Вера Николаевна робко смотрела на Костю, который был уже не ребенком в эту минуту.
— Скажи же, Вера, — кротко сказал он, — кто тебя мучит? отчего ты похудела, отчего ты так часто сердишься, отчего ты горюешь?
Вера Николаевна посмотрела на него с изумлением и рассмеялась.
— С чего ты все это взял? — спросила она. — Да разве можно горевать здесь?
— Можно. Видишь, я горюю.
— Пустяки, ты притворяешься. Будто ты не любишь нашего сада? будто старые наши липы тебе не по вкусу? Посмотри, каков вечер, как хороши деревья, как мила наша осень...
— Осень твоя гадость. Очень весело смотреть на деревья, которые умрут через месяц.
— А весной опять воскреснут...
— Не люблю этого воскресенья. Коли есть воскресенье, стало, была смерть. А смерть вещь гадкая.
Никогда я не видал Костю таким сердитым. Вера Николаевна улыбнулась, привела нас вниз к речке, и мы переехали через нее, ставши на маленький плот. У противной пристани стоял курган, обросший старыми соснами. Ни ветер, ни холод не смели пробираться на площадку, осененную этими соснами. Песок под ними был сух, мягок и удобен для сиденья. Мы легли под соснами.

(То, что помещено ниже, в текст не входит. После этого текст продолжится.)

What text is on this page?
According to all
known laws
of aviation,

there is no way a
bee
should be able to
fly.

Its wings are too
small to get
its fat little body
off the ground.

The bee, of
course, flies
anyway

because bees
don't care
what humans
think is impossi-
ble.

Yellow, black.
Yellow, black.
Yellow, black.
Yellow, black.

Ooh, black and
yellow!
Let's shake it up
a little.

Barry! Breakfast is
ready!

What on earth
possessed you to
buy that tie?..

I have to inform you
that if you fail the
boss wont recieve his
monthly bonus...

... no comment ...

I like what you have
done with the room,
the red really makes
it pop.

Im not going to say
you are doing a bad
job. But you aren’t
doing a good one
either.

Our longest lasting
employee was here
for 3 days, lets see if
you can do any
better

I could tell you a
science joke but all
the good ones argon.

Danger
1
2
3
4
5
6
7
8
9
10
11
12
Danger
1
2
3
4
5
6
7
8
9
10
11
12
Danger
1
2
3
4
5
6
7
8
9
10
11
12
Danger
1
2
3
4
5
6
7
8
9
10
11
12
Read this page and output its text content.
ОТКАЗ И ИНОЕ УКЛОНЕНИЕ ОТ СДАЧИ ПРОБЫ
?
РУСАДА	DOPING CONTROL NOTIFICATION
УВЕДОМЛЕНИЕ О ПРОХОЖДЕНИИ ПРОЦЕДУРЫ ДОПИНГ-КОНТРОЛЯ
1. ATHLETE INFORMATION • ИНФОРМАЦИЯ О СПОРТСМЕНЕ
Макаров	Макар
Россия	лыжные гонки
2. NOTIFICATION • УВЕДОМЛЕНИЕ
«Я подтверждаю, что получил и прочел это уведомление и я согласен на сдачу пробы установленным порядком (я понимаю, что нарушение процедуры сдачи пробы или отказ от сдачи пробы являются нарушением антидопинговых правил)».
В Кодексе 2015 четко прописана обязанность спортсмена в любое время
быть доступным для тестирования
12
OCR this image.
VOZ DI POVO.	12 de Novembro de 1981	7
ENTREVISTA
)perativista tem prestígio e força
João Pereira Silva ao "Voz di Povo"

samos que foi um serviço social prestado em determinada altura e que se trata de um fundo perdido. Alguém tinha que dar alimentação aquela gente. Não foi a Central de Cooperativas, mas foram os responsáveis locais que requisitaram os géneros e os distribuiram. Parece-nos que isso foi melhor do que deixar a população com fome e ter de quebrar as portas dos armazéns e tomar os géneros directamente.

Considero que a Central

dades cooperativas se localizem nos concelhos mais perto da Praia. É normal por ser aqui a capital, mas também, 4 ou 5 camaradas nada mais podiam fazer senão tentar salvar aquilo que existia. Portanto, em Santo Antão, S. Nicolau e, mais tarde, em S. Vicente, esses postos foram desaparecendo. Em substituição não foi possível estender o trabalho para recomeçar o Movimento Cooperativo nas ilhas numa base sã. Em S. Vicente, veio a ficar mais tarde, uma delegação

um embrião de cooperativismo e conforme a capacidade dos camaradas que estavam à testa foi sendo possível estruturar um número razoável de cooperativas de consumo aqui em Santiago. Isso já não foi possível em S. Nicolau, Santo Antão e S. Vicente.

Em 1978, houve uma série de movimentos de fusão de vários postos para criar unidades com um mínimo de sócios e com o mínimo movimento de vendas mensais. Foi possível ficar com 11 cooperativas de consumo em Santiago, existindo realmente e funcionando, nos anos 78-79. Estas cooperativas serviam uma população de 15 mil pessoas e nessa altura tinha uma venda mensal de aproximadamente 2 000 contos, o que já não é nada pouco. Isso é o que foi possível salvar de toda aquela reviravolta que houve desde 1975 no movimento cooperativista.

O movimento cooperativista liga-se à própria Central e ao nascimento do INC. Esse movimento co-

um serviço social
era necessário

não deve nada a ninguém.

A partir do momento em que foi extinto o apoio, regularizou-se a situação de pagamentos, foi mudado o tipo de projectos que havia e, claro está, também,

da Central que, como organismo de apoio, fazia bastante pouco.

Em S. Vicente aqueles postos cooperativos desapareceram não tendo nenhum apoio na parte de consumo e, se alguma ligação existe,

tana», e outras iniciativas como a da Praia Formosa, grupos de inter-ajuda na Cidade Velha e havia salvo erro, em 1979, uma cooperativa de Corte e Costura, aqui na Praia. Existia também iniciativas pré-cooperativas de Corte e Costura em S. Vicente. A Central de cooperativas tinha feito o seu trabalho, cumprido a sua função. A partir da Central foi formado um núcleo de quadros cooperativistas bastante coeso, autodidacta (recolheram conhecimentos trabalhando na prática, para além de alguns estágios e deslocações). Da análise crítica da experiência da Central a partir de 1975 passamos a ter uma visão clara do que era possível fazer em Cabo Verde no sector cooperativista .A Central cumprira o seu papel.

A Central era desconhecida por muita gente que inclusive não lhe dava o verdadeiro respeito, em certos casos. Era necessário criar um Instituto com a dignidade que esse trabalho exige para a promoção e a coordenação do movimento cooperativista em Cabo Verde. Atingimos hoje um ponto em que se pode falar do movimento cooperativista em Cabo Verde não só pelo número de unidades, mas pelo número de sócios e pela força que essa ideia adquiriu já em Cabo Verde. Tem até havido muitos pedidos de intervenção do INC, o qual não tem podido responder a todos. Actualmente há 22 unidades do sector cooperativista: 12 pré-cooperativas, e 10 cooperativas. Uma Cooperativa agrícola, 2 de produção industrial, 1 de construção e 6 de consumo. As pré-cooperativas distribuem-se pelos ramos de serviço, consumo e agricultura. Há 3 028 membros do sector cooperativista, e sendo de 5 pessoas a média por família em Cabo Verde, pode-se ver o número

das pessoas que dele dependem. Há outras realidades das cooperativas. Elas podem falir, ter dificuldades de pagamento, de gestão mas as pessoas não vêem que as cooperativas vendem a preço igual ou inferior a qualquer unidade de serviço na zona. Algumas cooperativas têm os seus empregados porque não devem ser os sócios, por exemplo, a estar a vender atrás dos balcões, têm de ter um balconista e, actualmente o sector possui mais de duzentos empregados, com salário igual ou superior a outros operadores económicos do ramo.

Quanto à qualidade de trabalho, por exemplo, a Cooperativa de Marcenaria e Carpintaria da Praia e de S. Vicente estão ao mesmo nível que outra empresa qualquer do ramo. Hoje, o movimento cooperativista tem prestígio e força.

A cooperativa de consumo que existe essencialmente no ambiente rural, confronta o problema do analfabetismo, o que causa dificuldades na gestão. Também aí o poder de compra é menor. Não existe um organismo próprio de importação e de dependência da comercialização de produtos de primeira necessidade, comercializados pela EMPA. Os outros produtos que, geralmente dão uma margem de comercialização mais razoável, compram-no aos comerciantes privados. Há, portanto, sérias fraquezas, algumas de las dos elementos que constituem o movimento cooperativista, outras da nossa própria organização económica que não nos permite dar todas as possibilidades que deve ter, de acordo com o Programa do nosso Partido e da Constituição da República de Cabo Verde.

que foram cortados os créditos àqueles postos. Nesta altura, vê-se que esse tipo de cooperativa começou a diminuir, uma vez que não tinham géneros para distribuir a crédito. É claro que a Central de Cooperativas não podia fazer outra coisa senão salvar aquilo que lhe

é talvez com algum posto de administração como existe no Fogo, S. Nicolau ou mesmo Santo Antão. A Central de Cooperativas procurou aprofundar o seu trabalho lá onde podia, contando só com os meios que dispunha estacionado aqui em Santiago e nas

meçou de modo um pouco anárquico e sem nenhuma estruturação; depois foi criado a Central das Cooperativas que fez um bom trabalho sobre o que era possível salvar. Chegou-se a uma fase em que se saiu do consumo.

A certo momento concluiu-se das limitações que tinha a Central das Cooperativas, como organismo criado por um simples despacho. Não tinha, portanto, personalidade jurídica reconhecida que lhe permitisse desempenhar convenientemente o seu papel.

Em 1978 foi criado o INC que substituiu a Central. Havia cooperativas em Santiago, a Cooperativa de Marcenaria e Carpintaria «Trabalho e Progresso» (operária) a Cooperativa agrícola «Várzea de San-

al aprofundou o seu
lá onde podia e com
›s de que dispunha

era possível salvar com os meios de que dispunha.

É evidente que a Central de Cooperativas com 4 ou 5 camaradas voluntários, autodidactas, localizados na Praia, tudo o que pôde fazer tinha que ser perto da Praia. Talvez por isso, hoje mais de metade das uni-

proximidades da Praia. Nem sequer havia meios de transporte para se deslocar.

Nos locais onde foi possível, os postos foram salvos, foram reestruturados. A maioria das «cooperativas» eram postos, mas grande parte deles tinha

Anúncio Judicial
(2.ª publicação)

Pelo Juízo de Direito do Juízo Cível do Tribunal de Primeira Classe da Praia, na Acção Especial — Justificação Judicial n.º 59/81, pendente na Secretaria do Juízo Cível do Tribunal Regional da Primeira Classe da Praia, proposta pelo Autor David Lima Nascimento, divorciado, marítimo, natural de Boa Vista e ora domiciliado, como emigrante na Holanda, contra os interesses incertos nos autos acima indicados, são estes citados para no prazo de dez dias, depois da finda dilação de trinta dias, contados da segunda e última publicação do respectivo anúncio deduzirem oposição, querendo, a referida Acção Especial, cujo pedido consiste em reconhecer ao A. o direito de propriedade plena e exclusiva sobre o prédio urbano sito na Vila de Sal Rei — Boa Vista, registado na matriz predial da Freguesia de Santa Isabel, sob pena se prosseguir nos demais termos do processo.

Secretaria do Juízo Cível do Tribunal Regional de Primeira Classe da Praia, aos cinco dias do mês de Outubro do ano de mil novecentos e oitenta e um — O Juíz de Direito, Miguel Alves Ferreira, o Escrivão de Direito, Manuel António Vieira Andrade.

— Вот тебе и бессмертие, — шутя сказала Веринька. — Хорошо здесь?
Костя взглянул веселее.
— Так хорошо, — говорил он, — что я не шутя у вас останусь. Поезжай ты один, Алексей, я пришлю свидетельство и поселюсь у отца. Рано мне драться.
На этот раз Веринька побледнела. Но я не шутя обрадовался. Совесть меня давно мучила за то, что я вез с собою слабого ребенка в край нездоровый и опасный, за то, что я не употребил всех стараний, не отговорил его от охоты гоняться за приключениями.
— Да как же ты это сделаешь? — спросила Вера Николаевна.
— Очень просто, не поеду, да и только.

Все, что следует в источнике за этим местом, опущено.